Le portrait : Alexandra Cismondi, l'écriture chevillée au corps 🖊️
Profondément attachée à la métropole toulonnaise, l'artiste aux nombreux talents y multiplie les projets.
L'échauffement
« Je suis née et j'ai grandi à La Seyne-sur-Mer », raconte Alexandra Cismondi, autrice, actrice et metteuse en scène. La Varoise y vit 20 ans, bercée par la Méditerranée et sa passion pour la danse. « J'ai fait un sport-étude danse au collège Curie puis j'ai passé un Bac option danse au lycée Beaussier qui était alors un établissement test en la matière ». Puis elle s'oriente vers des études éloignées du domaine artistique, « pour plein de raisons et sûrement parce que j'avais les chocottes », explique-t-elle. Elle enchaîne alors hypokhâgne, khâgne à Dumont d'Urville puis une licence d'histoire et un master de géographie politique à la Sorbonne à Paris.
Le changement de pied
C'est en vivant dans la capitale que sa passion prend le dessus. « En travaillant dans des restaurants pour financer mes études, j'ai rencontré une flopée d'artistes et c'est à ce moment-là que j'ai commencé des cours de théâtre ». À 24 ans, elle entame « une vraie école » : Les Ateliers du Sudden de Raymond Acquaviva. Elle en sort diplômée 3 ans plus tard avec une pièce de théâtre qu'elle a écrite. Sa première. « Je pense que l'écriture m'a toujours habitée.
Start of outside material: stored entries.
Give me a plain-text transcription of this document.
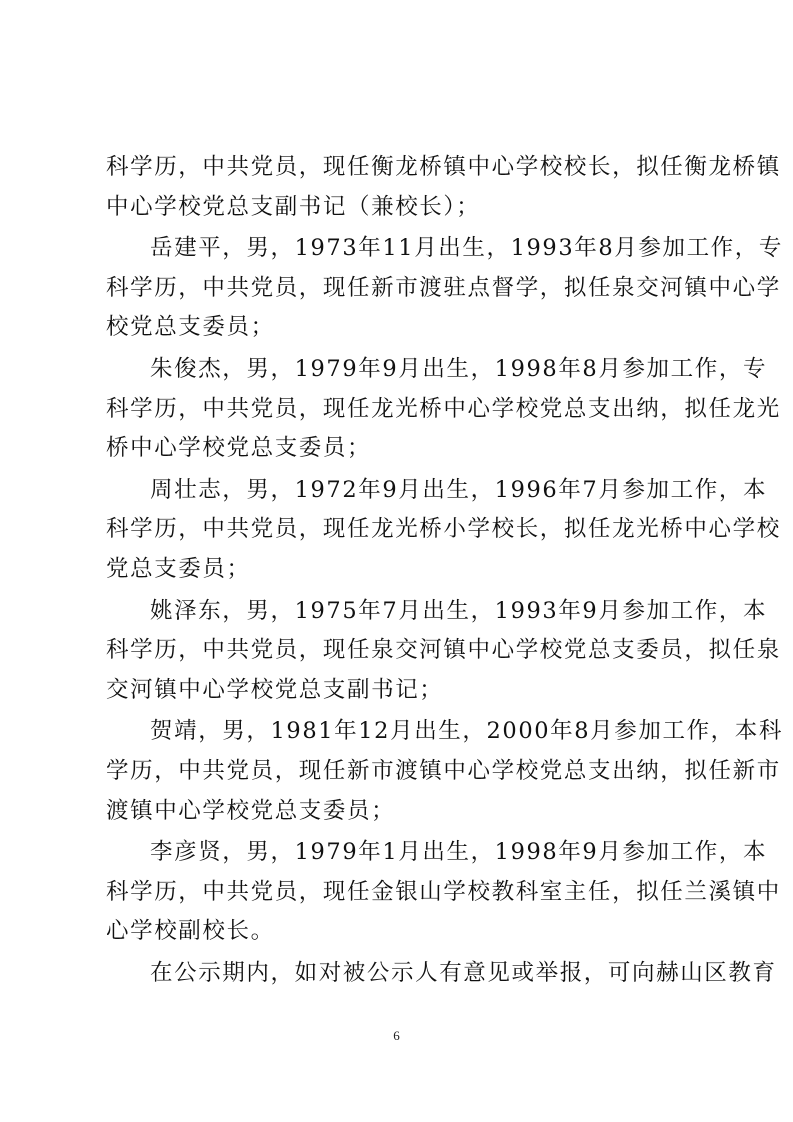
科学历，中共党员，现任衡龙桥镇中心学校校长，拟任衡龙桥镇
中心学校党总支副书记（兼校长）；

岳建平，男，1973年11月出生，1993年8月参加工作，专
科学历，中共党员，现任新市渡驻点督学，拟任泉交河镇中心学
校党总支委员；

朱俊杰，男，1979年9月出生，1998年8月参加工作，专
科学历，中共党员，现任龙光桥中心学校党总支出纳，拟任龙光
桥中心学校党总支委员；

周壮志，男，1972年9月出生，1996年7月参加工作，本
科学历，中共党员，现任龙光桥小学校长，拟任龙光桥中心学校
党总支委员；

姚泽东，男，1975年7月出生，1993年9月参加工作，本
科学历，中共党员，现任泉交河镇中心学校党总支委员，拟任泉
交河镇中心学校党总支副书记；

贺靖，男，1981年12月出生，2000年8月参加工作，本科
学历，中共党员，现任新市渡镇中心学校党总支出纳，拟任新市
渡镇中心学校党总支委员；

李彦贤，男，1979年1月出生，1998年9月参加工作，本
科学历，中共党员，现任金银山学校教科室主任，拟任兰溪镇中
心学校副校长。

在公示期内，如对被公示人有意见或举报，可向赫山区教育

6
Qu'elle soit physique, dans l'espace, avec la danse, ou qu'elle soit sur du papier, avec un stylo, ou qu'elle soit sur un plateau en mise en scène... C'est toujours là. Je ne peux m'en passer. C'est une drogue, en fait. »
L'alignement
Shootée à l'encre, elle multiplie les projets. Du seul-en-scène sur son histoire familiale à une pièce de théâtre inspirée de l'affaire dite de Pontoise, du roman au téléfilm en tant qu'actrice, ils s'enchaînent. Pour elle, sa compagnie Vertiges et pour les autres. Et pour cela, elle navigue entre Toulon et Paris. « J'ai eu la chance, à mes débuts, d'être encouragée par Charles Berling et toute l'équipe du Liberté à l'époque. Je suis très présente dans le Var et j'ai beaucoup d'admiration pour toutes les personnes qui font la vie culturelle toulonnaise et seynoise. » Son spectacle, Il faudra que l’on s’aime, est joué dans le cadre d'un Mardi Liberté, demain, puis en tournée dans différents collèges et lycées, notamment à Hyères et La Garde.